Our life now consists of two itsy bitsy teeny tiny hotel rooms connected by a door. Each room has one itsy bitsy teeny tiny bedroom, one itsy bitsy teeny tiny bathroom, one itsy bitsy teeny tiny kitchen and one itsy bitsy teeny tiny living room.
We are totally making it work but the logistics -- especially factoring in a mobile eight month old -- are a bit interesting. Currently we have JB or me sleeping in one bedroom as the bed is entirely too small for two larger-than-normal adults. The three older kids are in one living room, Dad is in the other living room, and Mom is in the other bedroom with Hannah. We have to keep everything up high enough so that Hannah cannot grab it or get into it and have our sixteen suitcases and eight carry-ons stashed in every corner imaginable.

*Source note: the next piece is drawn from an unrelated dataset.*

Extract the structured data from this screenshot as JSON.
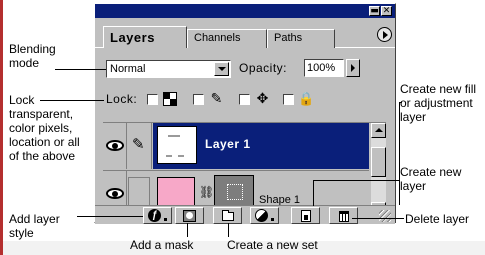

Thank the Good Lord that I found a different place to put the dozens of boxes we are going to mail until we mail them. (We couldn't mail them too early or they stand a chance of beating us to Tennessee.) No idea what we would have had to do if those had to stay with us. These boxes house the items we used to live with during the two months since our stuff was packed out.
No one is sleeping great. No one is feeling great. Everyone is a bit out of sorts. Isaac has been stuttering (and even "clicking" his tongue a bit) when he talks. His speech teacher noted the regression at his last appointment. Abigail has been having accidents, nightmares, and difficulty going to sleeping. Sidge has been also having nightmares and is incredibly emotional about the changes he witnesses. While Abgail can't vocalize the change, and Isaac doesn't vocalize change, Sidge says what everyone else is thinking and feeling and then cries about it.

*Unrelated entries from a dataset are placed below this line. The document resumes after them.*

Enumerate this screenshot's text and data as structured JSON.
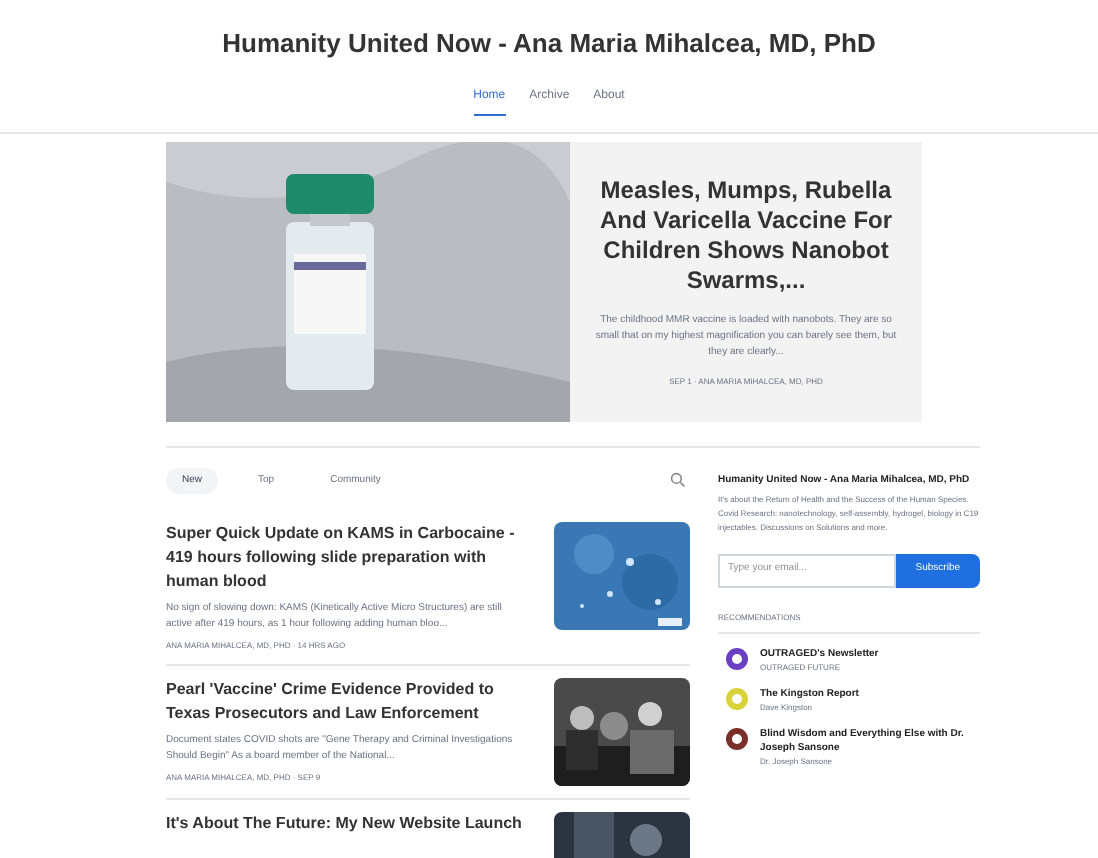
{
  "header": {
    "title": "Humanity United Now - Ana Maria Mihalcea, MD, PhD"
  },
  "nav": [
    {
      "label": "Home",
      "selected": true
    },
    {
      "label": "Archive",
      "selected": false
    },
    {
      "label": "About",
      "selected": false
    }
  ],
  "hero": {
    "title": "Measles, Mumps, Rubella And Varicella Vaccine For Children Shows Nanobot Swarms,...",
    "excerpt": "The childhood MMR vaccine is loaded with nanobots. They are so small that on my highest magnification you can barely see them, but they are clearly...",
    "byline": "SEP 1 · ANA MARIA MIHALCEA, MD, PHD"
  },
  "feed_tabs": [
    {
      "label": "New",
      "selected": true
    },
    {
      "label": "Top",
      "selected": false
    },
    {
      "label": "Community",
      "selected": false
    }
  ],
  "posts": [
    {
      "title": "Super Quick Update on KAMS in Carbocaine - 419 hours following slide preparation with human blood",
      "excerpt": "No sign of slowing down: KAMS (Kinetically Active Micro Structures) are still active after 419 hours, as 1 hour following adding human bloo...",
      "meta": "ANA MARIA MIHALCEA, MD, PHD · 14 HRS AGO"
    },
    {
      "title": "Pearl 'Vaccine' Crime Evidence Provided to Texas Prosecutors and Law Enforcement",
      "excerpt": "Document states COVID shots are \"Gene Therapy and Criminal Investigations Should Begin\" As a board member of the National...",
      "meta": "ANA MARIA MIHALCEA, MD, PHD · SEP 9"
    },
    {
      "title": "It's About The Future: My New Website Launch"
    }
  ],
  "sidebar": {
    "title": "Humanity United Now - Ana Maria Mihalcea, MD, PhD",
    "description": "It's about the Return of Health and the Success of the Human Species. Covid Research: nanotechnology, self-assembly, hydrogel, biology in C19 injectables. Discussions on Solutions and more.",
    "email_placeholder": "Type your email...",
    "subscribe": "Subscribe",
    "recommendations_heading": "RECOMMENDATIONS",
    "recommendations": [
      {
        "name": "OUTRAGED's Newsletter",
        "author": "OUTRAGED FUTURE",
        "color": "#6b3fc4"
      },
      {
        "name": "The Kingston Report",
        "author": "Dave Kingston",
        "color": "#d9d23a"
      },
      {
        "name": "Blind Wisdom and Everything Else with Dr. Joseph Sansone",
        "author": "Dr. Joseph Sansone",
        "color": "#7a2f2a"
      }
    ]
  }
}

My itsy bitsy teeny tiny children are feeling the fact that they are leaving the only life they have known and the only house they remember. My itsy bitsy teeny tiny children are completely out of sorts.
You read and are instructed how to prepare kids for what is coming, and then, in the midst of all the stress and time pressures of what is upon you, you end up springing stuff on them.

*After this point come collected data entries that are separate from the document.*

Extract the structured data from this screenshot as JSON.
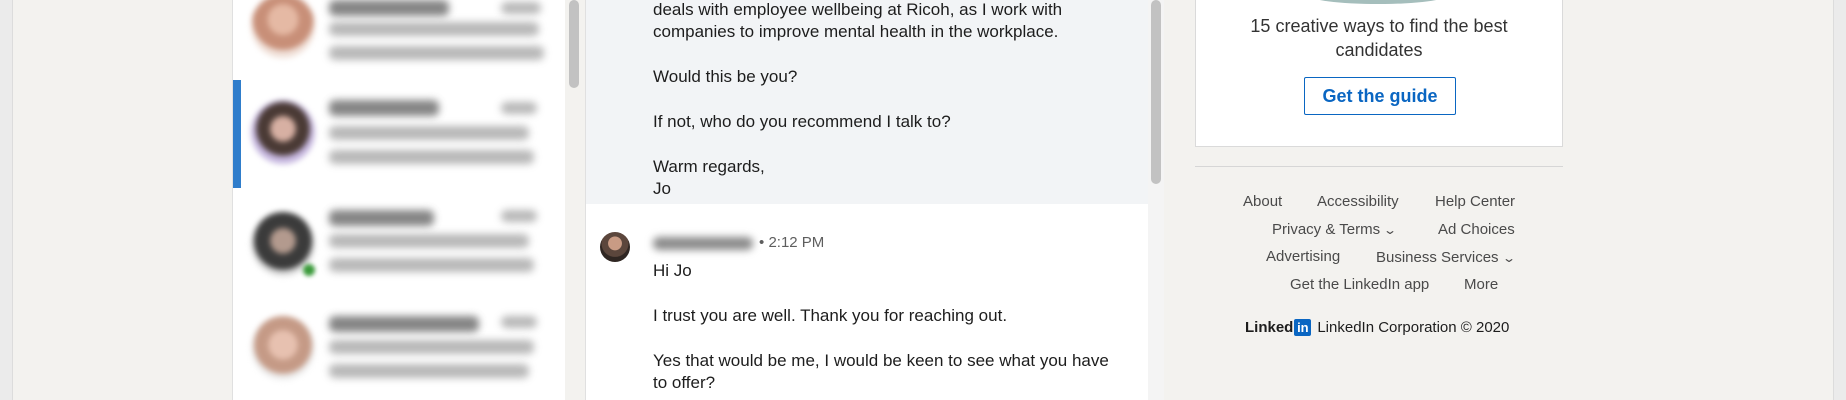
{
  "thread": {
    "own_message_lines": [
      "deals with employee wellbeing at Ricoh, as I work with",
      "companies to improve mental health in the workplace.",
      "Would this be you?",
      "If not, who do you recommend I talk to?",
      "Warm regards,",
      "Jo"
    ],
    "reply": {
      "separator": "•",
      "time": "2:12 PM",
      "lines": [
        "Hi Jo",
        "I trust you are well. Thank you for reaching out.",
        "Yes that would be me, I would be keen to see what you have",
        "to offer?"
      ]
    }
  },
  "ad": {
    "line1": "15 creative ways to find the best",
    "line2": "candidates",
    "button_label": "Get the guide"
  },
  "footer": {
    "links": {
      "about": "About",
      "accessibility": "Accessibility",
      "help_center": "Help Center",
      "privacy_terms": "Privacy & Terms",
      "ad_choices": "Ad Choices",
      "advertising": "Advertising",
      "business_services": "Business Services",
      "get_app": "Get the LinkedIn app",
      "more": "More"
    },
    "brand_wordmark": "Linked",
    "brand_in": "in",
    "copyright": "LinkedIn Corporation © 2020"
  },
  "colors": {
    "accent": "#0a66c2",
    "page_bg": "#f3f2ef",
    "own_message_bg": "#f2f4f6"
  },
  "icons": {
    "dropdown": "chevron-down-icon"
  }
}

Example. Me, announcing, that we are going to give away Isaac's falling apart red bike. What was supposed to be a sit-down discussion about how the bike was old and needed to find a new home, was just sprung on him. He took it, badly, and JB began to think we might have to mail the bike instead of giving it away. However, shortly after this discussion, JB and Isaac were able to come to an agreement that our good friend Judah could now take care of and love the red bike.
And Scrubs. Another example. The TLF (hotel) here on Base doesn't allow pets. So he has to stay in the kennel on Base. We get a key to his kennel and can go get him out whenever we want. But I just showed up at the kennel without discussing it with the kids. Suddenly I am leaving Scrubs somewhere and the kids are in complete shock. I get back to the van sans dog and Sidge is sobbing. And each time we have gone to visit with Scrubs and take him for a walk and play Frisbee with him and then we have to return him to the kennel, he starts crying again.
Scrubs is his dog, and in the midst of all this change, why are we leaving him somewhere? Why can't Scrubs be with us?
We said good bye to our Chapel on Sunday. We are slowly saying good bye to friends. We are saying good bye to our house. This all may sound dramatic, but when you are in it, it really isn't. It is a lot for a grown adult and little kids. Just a lot of change.
It will all be fine, of course, but right now we are all a itsy bitsy teeny tiny bit sad and an itsy bitsy teeny tiny bit stressed and an itsy bitsy teeny tiny bit ready to get all of this behind us and on to our new life in Tennessee.
Less than a week to go!
2 comments:
I think you guys are awesome the way you really take time to understand your kids in all this stuff going on. Sometimes when we are stressed we can shush the little ones but you value them. I believe that will make a huge difference down the road. So sorry it's tough now-praying and covering you and my precious grandkids. xoxoxox mom h
Oh Wendi! I feel your pain! Only I'm doing what you are doing with older kids. I don't have the challenge of what to do with a crawler, etc. But oh the emotions! It's heartbreaking as a mom to see your kids in pain. For us, as sad as it is to say goodbye to places and people, we KNOW that it will be ok and that it won't hurt for long. They don't have the life experience for that though and it's so hard to watch them suffer.
I'm praying for you each morning as I myself am counting down the days to "normalcy". It looks like we will be in temporary housing for at least another 30 days, if not longer. I sure will be happy when throwing a load of clothes in the washer doesn't involve riding the elevator and using my card keys!